International
0

Trump Presidency on Perilous Path

A few weeks ago, only Trump’s most rabid opponents would have predicted an early demise for his presidency but by Friday, the possibility of impeachment was being floated
Donald Trump
Donald Trump
Legal scholars wonder whether Trump may be guilty of obstruction of justice—a charge that featured in the articles of impeachment against Richard Nixon and Bill Clinton

Another self-inflicted crisis has left Donald Trump’s critics outraged and some of his Republican allies dismayed, but a bedrock of support for the billionaire US leader means the political endgame is far in the distance.

Trump’s decision to summarily fire FBI director James Comey on Tuesday—an act virtually unprecedented in US history—set off a chain of events that has put his White House on perilous ground, AFP reported.

Trump’s professed rationale—a recommendation from the Justice Department—quickly unraveled, when he admitted he always intended to fire Comey.

Trump then added fuel to the fire when he admitted the FBI’s investigation into his campaign’s possible collusion with the Kremlin was a factor in his thinking.

There is still no firm evidence that Trump or any of his surrogates colluded with Russia to win the election. But the very fact that an investigation is ongoing is intolerable to a president who values his image above most things.

“When (former director of national intelligence) James Clapper himself, and virtually everyone else with knowledge of the witch hunt, says there is no collusion, when does it end?” Trump said Friday in a furious tweetstorm.

As exhausted staff tried to clean up the Comey mess, Trump took to Twitter and went a step further, impugning his own staff’s credibility and warning the ex-FBI director not to leak information to the media and suggesting there could be secret tapes of their conversations.

“As a very active president with lots of things happening, it is not possible for my surrogates to stand at podium with perfect accuracy!” he said.

Embattled White House Spokesman Sean Spicer told reporters on Friday that Trump was “a little dismayed” by the negative media frenzy around his actions, adding that the notion that there’s collusion is a hoax.

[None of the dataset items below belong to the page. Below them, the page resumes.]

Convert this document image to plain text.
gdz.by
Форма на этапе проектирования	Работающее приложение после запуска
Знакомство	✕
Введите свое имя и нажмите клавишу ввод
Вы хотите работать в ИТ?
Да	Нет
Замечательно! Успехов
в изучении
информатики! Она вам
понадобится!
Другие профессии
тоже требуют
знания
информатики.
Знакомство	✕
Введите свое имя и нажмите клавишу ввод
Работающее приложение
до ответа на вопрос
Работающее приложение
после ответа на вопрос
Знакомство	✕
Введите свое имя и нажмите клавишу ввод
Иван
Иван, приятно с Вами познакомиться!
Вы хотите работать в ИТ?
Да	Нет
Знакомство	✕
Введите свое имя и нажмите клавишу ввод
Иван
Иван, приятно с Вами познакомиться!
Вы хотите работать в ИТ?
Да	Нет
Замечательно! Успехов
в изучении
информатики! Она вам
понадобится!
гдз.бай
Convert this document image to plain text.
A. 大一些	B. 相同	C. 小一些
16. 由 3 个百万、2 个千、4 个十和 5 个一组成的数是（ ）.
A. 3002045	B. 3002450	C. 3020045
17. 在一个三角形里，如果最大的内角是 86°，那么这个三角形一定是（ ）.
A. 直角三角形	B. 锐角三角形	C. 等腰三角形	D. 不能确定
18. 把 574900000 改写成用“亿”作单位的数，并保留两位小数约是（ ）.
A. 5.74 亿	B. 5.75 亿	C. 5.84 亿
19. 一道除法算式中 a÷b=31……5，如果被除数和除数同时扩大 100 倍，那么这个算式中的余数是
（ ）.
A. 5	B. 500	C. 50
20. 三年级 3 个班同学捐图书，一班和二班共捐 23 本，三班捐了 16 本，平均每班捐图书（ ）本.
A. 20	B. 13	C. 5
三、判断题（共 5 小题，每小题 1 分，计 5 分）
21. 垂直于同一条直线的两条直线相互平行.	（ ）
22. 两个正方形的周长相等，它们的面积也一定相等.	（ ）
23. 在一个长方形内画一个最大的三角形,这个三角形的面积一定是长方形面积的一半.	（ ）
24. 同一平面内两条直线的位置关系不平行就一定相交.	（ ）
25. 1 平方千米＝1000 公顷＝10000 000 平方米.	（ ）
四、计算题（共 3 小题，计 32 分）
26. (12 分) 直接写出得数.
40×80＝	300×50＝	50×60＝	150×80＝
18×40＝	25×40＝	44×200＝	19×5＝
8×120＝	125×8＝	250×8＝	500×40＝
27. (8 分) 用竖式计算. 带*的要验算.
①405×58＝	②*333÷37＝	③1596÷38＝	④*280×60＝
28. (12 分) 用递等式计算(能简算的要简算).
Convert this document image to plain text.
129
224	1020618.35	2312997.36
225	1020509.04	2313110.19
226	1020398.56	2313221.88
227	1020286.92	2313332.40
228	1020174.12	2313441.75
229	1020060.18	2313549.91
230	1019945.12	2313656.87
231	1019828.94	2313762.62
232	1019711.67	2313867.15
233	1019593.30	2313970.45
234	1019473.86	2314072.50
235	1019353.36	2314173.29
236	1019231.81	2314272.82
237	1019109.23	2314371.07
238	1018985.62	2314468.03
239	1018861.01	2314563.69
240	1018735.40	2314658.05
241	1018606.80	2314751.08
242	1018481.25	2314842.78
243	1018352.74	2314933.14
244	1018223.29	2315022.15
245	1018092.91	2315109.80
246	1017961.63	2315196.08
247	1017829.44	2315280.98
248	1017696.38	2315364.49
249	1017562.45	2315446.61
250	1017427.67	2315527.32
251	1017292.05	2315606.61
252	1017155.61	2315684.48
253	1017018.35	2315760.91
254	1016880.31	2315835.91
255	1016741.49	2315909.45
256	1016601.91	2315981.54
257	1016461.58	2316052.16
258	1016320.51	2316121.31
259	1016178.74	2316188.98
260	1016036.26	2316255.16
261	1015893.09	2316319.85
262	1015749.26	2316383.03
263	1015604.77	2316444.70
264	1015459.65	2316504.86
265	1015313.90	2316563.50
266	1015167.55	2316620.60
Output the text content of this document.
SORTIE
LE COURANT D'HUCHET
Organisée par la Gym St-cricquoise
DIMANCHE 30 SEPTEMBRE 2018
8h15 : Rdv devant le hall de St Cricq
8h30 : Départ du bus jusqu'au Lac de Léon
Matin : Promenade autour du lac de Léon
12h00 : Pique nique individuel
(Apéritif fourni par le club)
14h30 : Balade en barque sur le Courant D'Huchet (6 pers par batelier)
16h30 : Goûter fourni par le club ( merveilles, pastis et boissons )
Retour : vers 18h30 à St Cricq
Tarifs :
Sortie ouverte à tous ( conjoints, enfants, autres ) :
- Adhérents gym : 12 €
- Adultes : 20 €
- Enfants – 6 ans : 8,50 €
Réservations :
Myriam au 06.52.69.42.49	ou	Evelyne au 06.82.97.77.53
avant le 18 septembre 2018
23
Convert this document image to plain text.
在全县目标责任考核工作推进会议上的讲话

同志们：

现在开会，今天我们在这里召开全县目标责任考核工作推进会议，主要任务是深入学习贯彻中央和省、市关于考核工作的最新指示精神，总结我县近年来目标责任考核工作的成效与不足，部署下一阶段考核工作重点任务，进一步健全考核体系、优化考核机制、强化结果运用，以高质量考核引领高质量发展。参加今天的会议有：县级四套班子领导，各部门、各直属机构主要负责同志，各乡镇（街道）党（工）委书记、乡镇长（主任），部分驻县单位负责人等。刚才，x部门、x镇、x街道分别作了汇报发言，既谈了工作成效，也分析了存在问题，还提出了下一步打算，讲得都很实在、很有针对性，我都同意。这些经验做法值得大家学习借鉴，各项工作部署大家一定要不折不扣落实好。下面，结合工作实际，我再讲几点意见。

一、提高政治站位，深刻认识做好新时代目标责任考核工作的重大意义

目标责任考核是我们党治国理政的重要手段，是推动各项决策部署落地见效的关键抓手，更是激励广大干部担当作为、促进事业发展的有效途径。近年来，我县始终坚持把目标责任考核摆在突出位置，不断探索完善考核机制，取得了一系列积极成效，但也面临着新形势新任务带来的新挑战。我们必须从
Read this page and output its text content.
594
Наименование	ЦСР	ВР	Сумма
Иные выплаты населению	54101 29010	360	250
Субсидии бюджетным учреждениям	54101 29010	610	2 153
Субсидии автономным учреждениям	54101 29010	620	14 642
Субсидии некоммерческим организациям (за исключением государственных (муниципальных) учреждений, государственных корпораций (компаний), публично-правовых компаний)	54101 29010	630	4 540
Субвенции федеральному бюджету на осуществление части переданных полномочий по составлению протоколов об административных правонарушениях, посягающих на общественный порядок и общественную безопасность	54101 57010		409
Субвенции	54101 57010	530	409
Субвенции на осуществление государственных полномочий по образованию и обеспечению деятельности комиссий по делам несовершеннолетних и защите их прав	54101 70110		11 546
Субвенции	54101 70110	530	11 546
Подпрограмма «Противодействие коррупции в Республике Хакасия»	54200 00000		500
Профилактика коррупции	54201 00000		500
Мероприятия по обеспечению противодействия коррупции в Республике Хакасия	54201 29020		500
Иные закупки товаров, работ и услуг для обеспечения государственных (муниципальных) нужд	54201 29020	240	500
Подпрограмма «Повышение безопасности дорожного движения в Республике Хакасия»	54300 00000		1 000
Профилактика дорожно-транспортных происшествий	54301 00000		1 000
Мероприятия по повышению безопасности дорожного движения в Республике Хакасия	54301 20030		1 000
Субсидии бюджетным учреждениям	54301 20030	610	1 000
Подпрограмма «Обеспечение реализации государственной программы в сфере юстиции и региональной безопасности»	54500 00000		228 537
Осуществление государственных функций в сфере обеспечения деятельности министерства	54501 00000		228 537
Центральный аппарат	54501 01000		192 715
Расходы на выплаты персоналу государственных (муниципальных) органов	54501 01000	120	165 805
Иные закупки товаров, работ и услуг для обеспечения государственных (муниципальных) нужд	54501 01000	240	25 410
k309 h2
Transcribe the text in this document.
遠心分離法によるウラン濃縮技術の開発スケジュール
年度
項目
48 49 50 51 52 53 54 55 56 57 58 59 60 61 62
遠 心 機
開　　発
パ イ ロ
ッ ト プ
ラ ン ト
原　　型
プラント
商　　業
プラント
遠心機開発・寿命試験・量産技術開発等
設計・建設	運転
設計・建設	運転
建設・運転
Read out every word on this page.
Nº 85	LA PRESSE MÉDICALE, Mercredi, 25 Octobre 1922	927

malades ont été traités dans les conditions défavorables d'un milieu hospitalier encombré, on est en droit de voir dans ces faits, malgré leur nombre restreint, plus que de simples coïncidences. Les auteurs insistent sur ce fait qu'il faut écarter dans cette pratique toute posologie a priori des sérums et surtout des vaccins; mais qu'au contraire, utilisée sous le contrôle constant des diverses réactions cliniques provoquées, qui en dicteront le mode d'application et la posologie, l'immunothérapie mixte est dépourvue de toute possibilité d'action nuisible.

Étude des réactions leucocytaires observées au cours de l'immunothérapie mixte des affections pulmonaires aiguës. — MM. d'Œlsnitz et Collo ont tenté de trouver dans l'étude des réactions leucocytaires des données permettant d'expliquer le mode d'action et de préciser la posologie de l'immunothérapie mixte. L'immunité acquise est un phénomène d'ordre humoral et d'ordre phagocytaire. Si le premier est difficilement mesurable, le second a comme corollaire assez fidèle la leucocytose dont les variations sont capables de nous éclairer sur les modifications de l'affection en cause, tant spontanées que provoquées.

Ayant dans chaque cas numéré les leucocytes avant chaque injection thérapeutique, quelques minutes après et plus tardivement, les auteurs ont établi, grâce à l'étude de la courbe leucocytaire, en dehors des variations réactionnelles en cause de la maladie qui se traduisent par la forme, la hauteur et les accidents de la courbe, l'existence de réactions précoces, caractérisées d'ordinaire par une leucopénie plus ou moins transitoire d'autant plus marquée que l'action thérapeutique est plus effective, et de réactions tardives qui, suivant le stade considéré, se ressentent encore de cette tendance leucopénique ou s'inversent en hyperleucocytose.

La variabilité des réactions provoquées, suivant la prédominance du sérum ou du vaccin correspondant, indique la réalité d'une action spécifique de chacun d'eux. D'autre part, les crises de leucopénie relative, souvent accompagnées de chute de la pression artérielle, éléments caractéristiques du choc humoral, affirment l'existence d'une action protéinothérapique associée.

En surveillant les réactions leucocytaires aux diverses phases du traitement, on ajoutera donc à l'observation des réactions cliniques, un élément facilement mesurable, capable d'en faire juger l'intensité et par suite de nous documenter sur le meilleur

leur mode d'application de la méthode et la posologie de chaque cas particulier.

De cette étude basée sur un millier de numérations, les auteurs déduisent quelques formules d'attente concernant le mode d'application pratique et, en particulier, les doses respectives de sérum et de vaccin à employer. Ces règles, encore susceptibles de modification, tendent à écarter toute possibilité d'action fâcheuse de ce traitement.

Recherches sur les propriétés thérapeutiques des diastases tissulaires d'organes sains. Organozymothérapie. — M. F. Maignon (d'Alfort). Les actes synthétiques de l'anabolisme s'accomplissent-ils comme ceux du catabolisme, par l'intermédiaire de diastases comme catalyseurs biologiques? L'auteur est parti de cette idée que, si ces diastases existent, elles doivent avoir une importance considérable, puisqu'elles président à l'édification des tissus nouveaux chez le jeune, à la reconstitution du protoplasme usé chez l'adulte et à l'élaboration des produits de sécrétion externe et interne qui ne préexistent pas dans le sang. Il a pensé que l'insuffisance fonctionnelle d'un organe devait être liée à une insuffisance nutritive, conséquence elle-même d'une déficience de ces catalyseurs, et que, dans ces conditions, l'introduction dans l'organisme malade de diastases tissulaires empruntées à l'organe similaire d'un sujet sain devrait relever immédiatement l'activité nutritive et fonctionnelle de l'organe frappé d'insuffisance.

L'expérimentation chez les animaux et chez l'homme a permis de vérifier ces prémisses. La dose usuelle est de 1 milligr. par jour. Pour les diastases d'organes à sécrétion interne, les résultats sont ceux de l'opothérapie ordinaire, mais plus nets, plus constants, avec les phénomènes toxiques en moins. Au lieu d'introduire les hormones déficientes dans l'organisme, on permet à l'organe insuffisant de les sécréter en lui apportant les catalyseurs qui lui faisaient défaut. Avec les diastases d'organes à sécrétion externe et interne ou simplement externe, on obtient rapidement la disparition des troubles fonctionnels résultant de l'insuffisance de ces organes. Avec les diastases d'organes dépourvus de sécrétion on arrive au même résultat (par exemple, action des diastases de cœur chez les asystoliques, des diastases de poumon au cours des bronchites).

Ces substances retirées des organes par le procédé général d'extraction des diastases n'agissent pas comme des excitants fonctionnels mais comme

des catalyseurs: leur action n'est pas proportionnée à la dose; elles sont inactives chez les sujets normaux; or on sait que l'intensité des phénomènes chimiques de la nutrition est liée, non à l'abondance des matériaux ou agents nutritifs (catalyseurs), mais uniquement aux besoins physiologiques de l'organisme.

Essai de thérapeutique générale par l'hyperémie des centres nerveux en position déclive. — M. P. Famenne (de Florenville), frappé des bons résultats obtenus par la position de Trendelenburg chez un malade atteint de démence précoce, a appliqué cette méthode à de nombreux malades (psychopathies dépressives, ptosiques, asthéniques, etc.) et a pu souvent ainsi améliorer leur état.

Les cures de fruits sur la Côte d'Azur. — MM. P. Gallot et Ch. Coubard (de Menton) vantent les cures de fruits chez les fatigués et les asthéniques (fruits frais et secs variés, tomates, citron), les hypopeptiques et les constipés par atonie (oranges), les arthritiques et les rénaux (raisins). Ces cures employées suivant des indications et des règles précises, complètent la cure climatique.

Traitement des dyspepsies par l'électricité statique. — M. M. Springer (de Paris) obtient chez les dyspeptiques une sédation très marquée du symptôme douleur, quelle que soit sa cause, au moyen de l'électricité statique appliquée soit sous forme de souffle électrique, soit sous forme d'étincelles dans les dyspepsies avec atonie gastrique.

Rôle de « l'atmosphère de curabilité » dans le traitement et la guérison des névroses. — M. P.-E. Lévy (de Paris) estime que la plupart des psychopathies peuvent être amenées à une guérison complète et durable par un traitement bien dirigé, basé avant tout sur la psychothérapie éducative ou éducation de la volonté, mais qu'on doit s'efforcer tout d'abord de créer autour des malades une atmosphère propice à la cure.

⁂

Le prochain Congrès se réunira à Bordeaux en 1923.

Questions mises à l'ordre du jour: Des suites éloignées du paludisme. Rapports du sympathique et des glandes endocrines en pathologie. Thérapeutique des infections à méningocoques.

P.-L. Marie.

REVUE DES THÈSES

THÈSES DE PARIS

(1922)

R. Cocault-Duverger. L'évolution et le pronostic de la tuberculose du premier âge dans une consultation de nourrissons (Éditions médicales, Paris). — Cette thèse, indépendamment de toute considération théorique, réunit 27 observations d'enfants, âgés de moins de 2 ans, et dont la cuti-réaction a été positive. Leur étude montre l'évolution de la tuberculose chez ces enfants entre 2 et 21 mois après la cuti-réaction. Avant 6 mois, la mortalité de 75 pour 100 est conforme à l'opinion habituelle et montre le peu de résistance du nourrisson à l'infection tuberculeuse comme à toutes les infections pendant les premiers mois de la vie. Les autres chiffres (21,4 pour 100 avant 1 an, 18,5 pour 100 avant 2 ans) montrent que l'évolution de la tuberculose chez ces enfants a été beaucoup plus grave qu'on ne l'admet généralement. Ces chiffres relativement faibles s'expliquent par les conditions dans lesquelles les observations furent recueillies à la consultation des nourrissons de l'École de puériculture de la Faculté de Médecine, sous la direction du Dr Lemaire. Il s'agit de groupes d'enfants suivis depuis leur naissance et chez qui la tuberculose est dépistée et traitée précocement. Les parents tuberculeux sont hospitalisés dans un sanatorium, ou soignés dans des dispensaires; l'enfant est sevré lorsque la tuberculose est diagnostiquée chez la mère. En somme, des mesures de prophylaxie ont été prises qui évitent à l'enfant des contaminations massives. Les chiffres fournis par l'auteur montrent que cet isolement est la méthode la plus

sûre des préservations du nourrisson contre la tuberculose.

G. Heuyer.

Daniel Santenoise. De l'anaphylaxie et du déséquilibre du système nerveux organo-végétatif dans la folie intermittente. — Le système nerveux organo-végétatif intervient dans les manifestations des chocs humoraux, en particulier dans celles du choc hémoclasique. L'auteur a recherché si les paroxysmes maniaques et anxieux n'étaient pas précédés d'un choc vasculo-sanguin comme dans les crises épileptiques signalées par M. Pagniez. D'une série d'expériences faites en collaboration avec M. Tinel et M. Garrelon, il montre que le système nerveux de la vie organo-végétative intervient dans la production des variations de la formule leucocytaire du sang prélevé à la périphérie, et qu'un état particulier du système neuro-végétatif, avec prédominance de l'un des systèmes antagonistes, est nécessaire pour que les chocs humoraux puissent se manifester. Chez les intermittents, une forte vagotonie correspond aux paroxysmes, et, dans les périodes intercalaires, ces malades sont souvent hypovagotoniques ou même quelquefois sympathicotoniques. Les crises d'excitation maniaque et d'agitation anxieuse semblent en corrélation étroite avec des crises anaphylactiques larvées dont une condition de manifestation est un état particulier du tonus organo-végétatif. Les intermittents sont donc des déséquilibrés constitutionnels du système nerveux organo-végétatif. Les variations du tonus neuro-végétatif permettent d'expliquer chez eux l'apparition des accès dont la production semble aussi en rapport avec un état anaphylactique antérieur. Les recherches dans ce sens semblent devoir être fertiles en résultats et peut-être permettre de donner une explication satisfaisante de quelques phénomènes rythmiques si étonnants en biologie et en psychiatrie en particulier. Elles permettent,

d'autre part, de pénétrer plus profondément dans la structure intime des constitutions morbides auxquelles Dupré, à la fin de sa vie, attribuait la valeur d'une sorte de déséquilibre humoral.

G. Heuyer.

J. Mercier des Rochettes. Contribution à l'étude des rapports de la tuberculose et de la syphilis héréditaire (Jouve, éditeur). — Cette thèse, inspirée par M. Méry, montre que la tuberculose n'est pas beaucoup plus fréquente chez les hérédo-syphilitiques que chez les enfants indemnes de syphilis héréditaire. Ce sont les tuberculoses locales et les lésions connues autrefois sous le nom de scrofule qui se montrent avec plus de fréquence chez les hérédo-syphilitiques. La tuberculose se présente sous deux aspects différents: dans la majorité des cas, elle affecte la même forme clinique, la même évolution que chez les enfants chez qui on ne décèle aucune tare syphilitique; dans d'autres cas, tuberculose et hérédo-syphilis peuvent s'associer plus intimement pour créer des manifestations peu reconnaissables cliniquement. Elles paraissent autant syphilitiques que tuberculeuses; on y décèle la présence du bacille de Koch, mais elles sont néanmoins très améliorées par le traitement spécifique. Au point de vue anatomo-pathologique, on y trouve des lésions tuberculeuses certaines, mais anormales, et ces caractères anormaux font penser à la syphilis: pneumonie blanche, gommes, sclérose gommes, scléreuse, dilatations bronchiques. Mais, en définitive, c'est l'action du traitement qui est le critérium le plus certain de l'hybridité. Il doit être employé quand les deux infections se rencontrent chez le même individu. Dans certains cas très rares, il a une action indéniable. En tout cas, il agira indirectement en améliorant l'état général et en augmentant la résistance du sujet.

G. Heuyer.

But by week’s end, legal scholars wondered out loud whether Trump may be guilty of obstruction of justice—a charge that featured in the articles of impeachment against Richard Nixon and Bill Clinton.

On Friday, Spicer, already publicly humiliated by his boss, was left unable to confirm or deny whether the president was recording Oval Office conversations, copies of which Democrats promptly demanded.

Throughout Trump’s many controversies, his safety net has always been the Republican-controlled Congress, which forecloses any talk of impeachment or censure. But his relationship with the GOP has always been a shotgun marriage.

Until now, the prospect of passing transformative tax reform or unraveling Obama’s healthcare reforms was enough to keep the partnership together.

As the Comey news broke, sure enough, Senate leader Mitch McConnell and House Speaker Paul Ryan resolutely opposed any calls for an independent investigator.

But with Trump’s legislative agenda on the rocks and his handling of the Comey crisis in question, the honeymoon appears to be nearing its end.